1. Mantener mente de principiante y vivir atento en el presente (zen your life; quien se considera experto deja de aprender y de asombrarse, quien deja de aprender y de asombrarse deja de crecer y en ese momento su llama creativa muere. Quien no vive atento en el presente se pierde en el tiempo)
2. Mantener al niño interior, afuera (Mantener viva la capacidad de asombro, de divertirte, de maravillarte, de vivir como si fuera un juego o un experimento)
3. Sentirse cómodo con los cambios (todo cambia, ya lo dijo Heráclito “un hombre no se baña dos veces en el mismo río”. Tu capacidad de adaptarte rápidamente sin oponer resistencia testaruda e inútil a esta regla de la vida, es clave)
4. Embrace the chaos.
5. Estar abierto siempre a la posibilidad de estar equivocado y nunca sobredimensionar un error, sentirse cómodo con ellos como parte natural de todo proceso creativo, preferir arriesgar y equivocarse sobre conservar y nunca evolucionar (si te vas a equivocar equivócate con pasión, con toda, y lo más rápido posible. Entre más temprano llegue el error más tiempo para replantear y redirigir. Si estamos abiertos a la equivocación estaremos abiertos a la corrección, y por lo tanto a la evolución y mejoramiento del trabajo, a la creación colectiva. Quién tiene miedo a equivocarse nunca se arriesga, quien no se arriesga nunca la rompe y vivirá condenado a las tibias aguas de la mediocridad)

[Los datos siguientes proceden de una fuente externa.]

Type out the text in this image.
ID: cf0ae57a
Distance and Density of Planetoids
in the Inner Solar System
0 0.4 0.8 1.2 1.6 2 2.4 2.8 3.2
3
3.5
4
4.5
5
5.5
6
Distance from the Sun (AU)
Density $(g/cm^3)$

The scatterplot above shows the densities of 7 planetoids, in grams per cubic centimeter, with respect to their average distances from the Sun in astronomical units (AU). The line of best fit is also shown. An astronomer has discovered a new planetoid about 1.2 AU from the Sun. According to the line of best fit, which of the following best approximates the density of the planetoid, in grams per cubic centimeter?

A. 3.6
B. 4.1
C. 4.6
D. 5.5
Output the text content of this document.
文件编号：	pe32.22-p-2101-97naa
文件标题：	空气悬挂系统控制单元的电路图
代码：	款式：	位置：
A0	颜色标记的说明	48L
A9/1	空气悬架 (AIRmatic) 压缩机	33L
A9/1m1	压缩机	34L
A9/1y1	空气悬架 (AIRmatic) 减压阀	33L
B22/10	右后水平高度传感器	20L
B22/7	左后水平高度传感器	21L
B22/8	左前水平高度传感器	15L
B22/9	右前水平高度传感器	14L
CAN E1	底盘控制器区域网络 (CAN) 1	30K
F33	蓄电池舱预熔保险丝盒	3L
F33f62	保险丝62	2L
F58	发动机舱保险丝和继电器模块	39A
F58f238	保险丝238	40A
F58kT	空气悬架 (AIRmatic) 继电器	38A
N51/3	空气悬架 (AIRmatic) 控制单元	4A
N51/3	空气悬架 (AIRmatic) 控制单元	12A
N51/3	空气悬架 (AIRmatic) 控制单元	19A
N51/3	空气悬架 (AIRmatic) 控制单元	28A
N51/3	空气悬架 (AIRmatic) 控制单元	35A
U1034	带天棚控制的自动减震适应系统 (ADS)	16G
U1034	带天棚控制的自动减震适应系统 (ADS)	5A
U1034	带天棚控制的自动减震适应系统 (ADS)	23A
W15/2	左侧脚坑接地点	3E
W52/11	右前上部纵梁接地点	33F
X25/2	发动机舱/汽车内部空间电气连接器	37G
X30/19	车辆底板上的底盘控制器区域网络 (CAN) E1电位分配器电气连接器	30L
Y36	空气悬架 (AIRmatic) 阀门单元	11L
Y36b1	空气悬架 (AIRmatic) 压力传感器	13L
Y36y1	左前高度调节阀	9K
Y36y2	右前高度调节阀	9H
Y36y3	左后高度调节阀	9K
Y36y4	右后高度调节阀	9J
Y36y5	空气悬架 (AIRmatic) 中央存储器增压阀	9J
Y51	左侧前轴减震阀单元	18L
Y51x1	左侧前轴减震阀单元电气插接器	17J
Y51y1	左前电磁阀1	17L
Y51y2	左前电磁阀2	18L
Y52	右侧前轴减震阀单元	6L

6. Consumir cuanta producción cultural/artística se nos cruce(o no) por el camino. (si no disfrutas del cine, de la pintura, de la literatura, de la televisión, de los medios digitales, del teatro, de la música, del cuentero del parque, de la arquitectura, del músico que se sube al bus, de la animación y etc etc etc estás en el lugar equivocado; si no consumes creatividad no podrás producir creatividad)
7. Observar, observar y observar.
8. Experimentar, experimentar y experimentar.
9. Tente paciencia.
10. Cree en tus ideas aun cuando no encuentres una sola persona más que también lo haga; si nadie te dice que es loca o imposible, no es lo suficientemente grande.
11. No te enamores ciegamente de tus ideas, algunas cosas simplemente no funcionan. Aprende a identificar cuando es momento de tirar la hoja a la caneca e iniciar un boceto nuevo. Aprende a reconocer la diferencia entre “una buena idea” y “una idea que amas”.